During the competition, the group argued that that for the 1 gram of beef produced per 10 grams of feed, 9 grams of insect meat could be made. Insects, in addition, take up much less space than cattle and therefore generate fewer greenhouse gases. The students also had the judges taste their grasshopper cookies, which they believe won them the competition. As a prize, Entom Foods was awarded $10,000 towards research and start-up funding, part of which Krisiloff used over the summer to do research at Wageningen University in the Netherlands, an epicenter for studying the use of insects for food.

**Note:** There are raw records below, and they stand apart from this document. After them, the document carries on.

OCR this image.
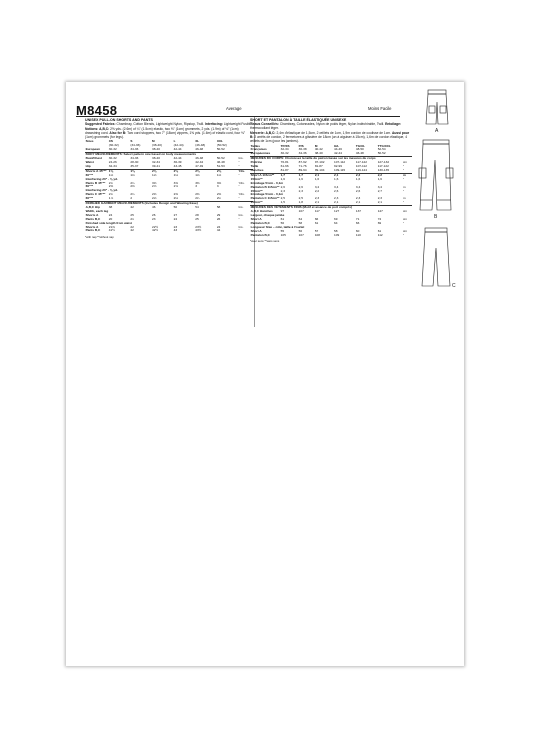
M8458	Average	Moins Facile
UNISEX PULL-ON SHORTS AND PANTS
Suggested Fabrics: Chambray, Cotton Blends, Lightweight Nylon, Ripstop, Twill. Interfacing: Lightweight Fusible.
Notions: A,B,C: 2⅝ yds. (2.6m) of ¼" (1.5cm) elastic, two ⅜" (1cm) grommets, 2 yds. (1.9m) of ⅛" (1cm) drawstring cord. Also for B: Two cord stoppers, two 7" (18cm) zippers, 1⅝ yds. (1.6m) of elastic cord, four ⅜" (1cm) grommets (for legs).
Sizes	XS	S	M	L	XL	XXL	
	(30-32)	(34-36)	(38-40)	(42-44)	(46-48)	(50-52)	
European	30-32	34-36	38-40	42-44	46-48	50-52	
BODY MEASUREMENTS: Select pattern size based on body measurements							
Bust/Chest	30-32	34-36	38-40	42-44	46-48	50-52	Ins.
Waist	24-26	28-30	32-34	36-39	42-44	46-48	"
Hip	32-34	35-37	39-41	43-45	47-49	51-53	"
Shorts A 45"**	1⅜	1⅜	2⅛	2⅛	2⅜	2⅜	Yds.
60"**	1⅛	1⅛	1⅛	1⅛	1⅛	1⅛	"
Interfacing 20" - ⅛ yd.							
Pants B 45"**	2¾	2¾	3⅜	3⅜	3⅜	3⅜	Yds.
60"**	2⅜	2⅜	2⅝	2⅝	3	3	"
Interfacing 20" - ⅛ yd.							
Pants C 45"**	2¾	2¾	2⅜	2⅜	2⅜	2⅜	Yds.
60"**	1⅞	2	2⅛	2⅛	2¼	2¼	"
FINISHED GARMENT MEASUREMENTS (Includes Design and Wearing Ease)							
A,B,C Hip	38	42	46	50	54	58	Ins.
Width, each leg							
Shorts A	24	25	26	27	28	29	Ins.
Pants B,C	20	21	23	24	25	26	"
Finished side length from waist							
Shorts A	21⅜	22	22½	23	23½	24	Ins.
Pants B,C	41½	42	42½	43	43½	44	"
*with nap **without nap
SHORT ET PANTALON À TAILLE ÉLASTIQUÉE UNISEXE
Tissus Conseillés: Chambray, Cotonnades, Nylon de poids léger, Nylon indéchirable, Twill. Entoilage: thermocollant léger.
Mercerie: A,B,C: 2,4m d'élastique de 1,5cm, 2 œillets de 1cm, 1,9m cordon de coulisse de 1cm. Aussi pour B: 2 arrêts de cordon, 2 fermetures à glissière de 18cm (un à aiguiser à 15cm), 1,6m de cordon élastique, 4 œillets de 1cm (pour les jambes).
Tailles	TP/XS	P/S	M	G/L	TG/XL	TTG/XXL	
Françaises	32-34	36-38	40-42	44-46	48-50	52-54	
Européennes	30-32	34-36	38-40	42-44	46-48	50-52	
MESURES DU CORPS: Choisissez la taille du patron basée sur les mesures du corps							
Poitrine	76-81	87-92	97-102	107-112	117-122	127-132	cm
Taille	61-66	71-76	81-87	92-99	107-112	117-122	"
Hanches	81-87	89-94	99-104	109-115	119-124	130-135	"
Short A 115cm**	1,7	1,7	2,1	2,1	2,2	2,2	m
150cm**	1,6	1,6	1,6	1,6	1,6	1,6	"
Entoilage 51cm - 0,1m							
Pantalon B 115cm**	2,6	2,6	3,4	3,4	3,4	3,4	m
150cm**	2,3	2,3	2,2	2,6	2,6	2,7	"
Entoilage 51cm - 0,1m							
Pantalon C 115cm**	2,5	2,5	2,3	2,3	2,3	2,3	m
150cm**	1,5	1,8	2,1	2,1	2,1	2,1	"
MESURES DES VÊTEMENTS FINIS (Motif et aisance de port compris)							
A,B,C Hanches	97	107	117	127	137	147	cm
Largeur, chaque jambe							
Short A	61	64	66	69	71	74	cm
Pantalon B,C	56	58	61	64	66	69	"
Longueur finie – côté, taille à l'ourlet							
Short A	55	56	57	58	60	61	cm
Pantalon B,C	105	107	108	109	110	112	"
*avec sens **sans sens
A
B
C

Envisioned as a for-profit company, Entom Foods' next task is to continue to work with a Chicago-based chef or two in preparation for a product launch. Sometime between October and May, the group plans on hosting an insect buffet that will be open to the public.

The students envision grasshoppers, crickets and mealworms as part of the food selections but could incorporate meat from more idiosyncratic insects, like the Malaysian Jungle Nymph, which can measure six inches long.

Once people taste insect treats and find them to be flavorful, the students hope minds will open up, too, jelling with those of people in other countries who have been eating insects for centuries.

Wu, who grew up in China, said in his childhood, he sometimes saw people eat cicadas in restaurants as delicacies.

"We're not just a business, but we're contributing to solving a social problem by talking about it more," Wu said. "People are scared of what they don't know, and we want to get them more familiar with insects. We're not just about making money but about changing social values in a positive way."